INTRODUCTION: Anti-tumor necrosis factor (TNF)-α biotherapies have considerably changed the treatment of rheumatoid arthritis (RA). However, serious infections are a major concern in patients with rheumatic diseases treated with anti-TNF-α. Little is known about viral, especially latent, infections in anti-TNF-α treatments. Infections by cytomegalovirus (CMV), a β-herpes virus, are frequent and induce a strong CD4(pos )T-cell immunity, which participates in the control of infection. We thus have chosen to analyze the CD4(pos )T-cell response to CMV antigens as a model of antiviral response in RA patients treated with anti-TNF-α. CD28 expression was evaluated. METHODS: We have measured the CD4(pos )response to CMV antigens in RA patients, before and after initiation of treatment with an anti-TNF-α agent. The intracellular production of interferon (IFN)-γ in total and CD28(neg )CD4(pos )T cells in response to CMV antigens (Ags) was evaluated with flow cytometry. The proliferation of total CD4(pos )T cells in the presence of CMV antigens was measured with (3)H-thymidine incorporation.
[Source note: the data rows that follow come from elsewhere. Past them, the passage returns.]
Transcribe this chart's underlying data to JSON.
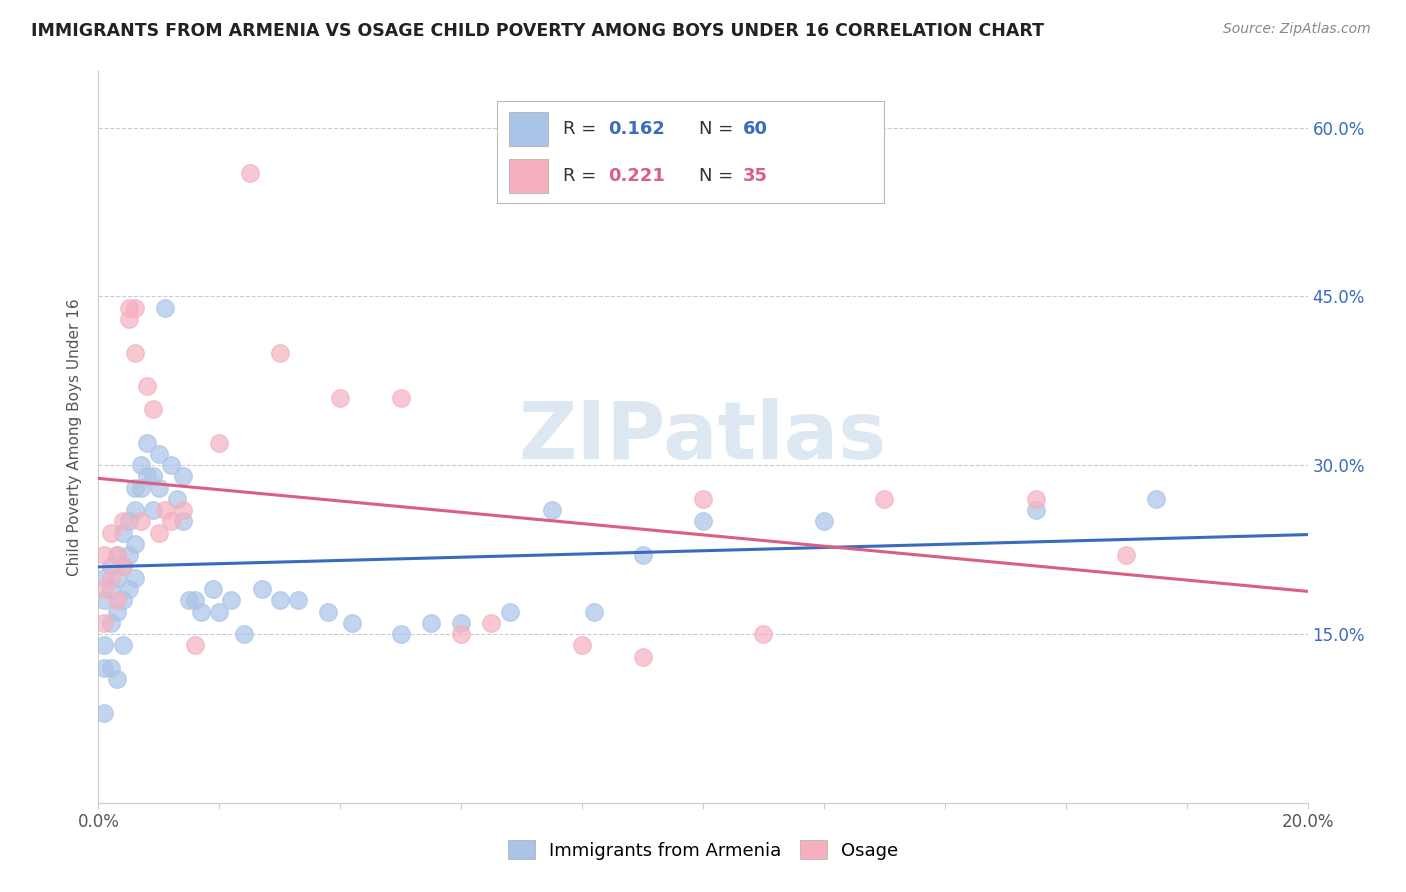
{
  "title": "IMMIGRANTS FROM ARMENIA VS OSAGE CHILD POVERTY AMONG BOYS UNDER 16 CORRELATION CHART",
  "source": "Source: ZipAtlas.com",
  "ylabel": "Child Poverty Among Boys Under 16",
  "xlim": [
    0.0,
    0.2
  ],
  "ylim": [
    0.0,
    0.65
  ],
  "xticks": [
    0.0,
    0.02,
    0.04,
    0.06,
    0.08,
    0.1,
    0.12,
    0.14,
    0.16,
    0.18,
    0.2
  ],
  "ytick_positions": [
    0.0,
    0.15,
    0.3,
    0.45,
    0.6
  ],
  "yticklabels_right": [
    "",
    "15.0%",
    "30.0%",
    "45.0%",
    "60.0%"
  ],
  "background_color": "#ffffff",
  "grid_color": "#cccccc",
  "armenia_color": "#aac4e8",
  "osage_color": "#f5b0bf",
  "armenia_line_color": "#3a6bbf",
  "osage_line_color": "#d96080",
  "armenia_R": 0.162,
  "armenia_N": 60,
  "osage_R": 0.221,
  "osage_N": 35,
  "armenia_scatter_x": [
    0.001,
    0.001,
    0.001,
    0.001,
    0.001,
    0.002,
    0.002,
    0.002,
    0.002,
    0.003,
    0.003,
    0.003,
    0.003,
    0.004,
    0.004,
    0.004,
    0.004,
    0.005,
    0.005,
    0.005,
    0.006,
    0.006,
    0.006,
    0.006,
    0.007,
    0.007,
    0.008,
    0.008,
    0.009,
    0.009,
    0.01,
    0.01,
    0.011,
    0.012,
    0.013,
    0.014,
    0.014,
    0.015,
    0.016,
    0.017,
    0.019,
    0.02,
    0.022,
    0.024,
    0.027,
    0.03,
    0.033,
    0.038,
    0.042,
    0.05,
    0.055,
    0.06,
    0.068,
    0.075,
    0.082,
    0.09,
    0.1,
    0.12,
    0.155,
    0.175
  ],
  "armenia_scatter_y": [
    0.2,
    0.18,
    0.14,
    0.12,
    0.08,
    0.21,
    0.19,
    0.16,
    0.12,
    0.22,
    0.2,
    0.17,
    0.11,
    0.24,
    0.21,
    0.18,
    0.14,
    0.25,
    0.22,
    0.19,
    0.28,
    0.26,
    0.23,
    0.2,
    0.3,
    0.28,
    0.32,
    0.29,
    0.29,
    0.26,
    0.31,
    0.28,
    0.44,
    0.3,
    0.27,
    0.29,
    0.25,
    0.18,
    0.18,
    0.17,
    0.19,
    0.17,
    0.18,
    0.15,
    0.19,
    0.18,
    0.18,
    0.17,
    0.16,
    0.15,
    0.16,
    0.16,
    0.17,
    0.26,
    0.17,
    0.22,
    0.25,
    0.25,
    0.26,
    0.27
  ],
  "osage_scatter_x": [
    0.001,
    0.001,
    0.001,
    0.002,
    0.002,
    0.003,
    0.003,
    0.004,
    0.004,
    0.005,
    0.005,
    0.006,
    0.006,
    0.007,
    0.008,
    0.009,
    0.01,
    0.011,
    0.012,
    0.014,
    0.016,
    0.02,
    0.025,
    0.03,
    0.04,
    0.05,
    0.06,
    0.065,
    0.08,
    0.09,
    0.1,
    0.11,
    0.13,
    0.155,
    0.17
  ],
  "osage_scatter_y": [
    0.22,
    0.19,
    0.16,
    0.24,
    0.2,
    0.22,
    0.18,
    0.25,
    0.21,
    0.44,
    0.43,
    0.44,
    0.4,
    0.25,
    0.37,
    0.35,
    0.24,
    0.26,
    0.25,
    0.26,
    0.14,
    0.32,
    0.56,
    0.4,
    0.36,
    0.36,
    0.15,
    0.16,
    0.14,
    0.13,
    0.27,
    0.15,
    0.27,
    0.27,
    0.22
  ]
}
RESULTS: Anti-TNF-α treatments impaired neither the anti-CD4(pos )anti-CMV IFN-γ response nor the proliferative response in patients. The percentage of CD28(neg )CD4(pos )cells remained constant. CONCLUSIONS: Our data suggest that the CD4(pos )T-cell response against CMV is not altered by anti-TNF-α treatments and that infection remains controlled in treated RA patients latently infected with CMV. Our observation brings new insight into the current knowledge of the risks of infection in patients treated with anti-TNF-α biotherapies.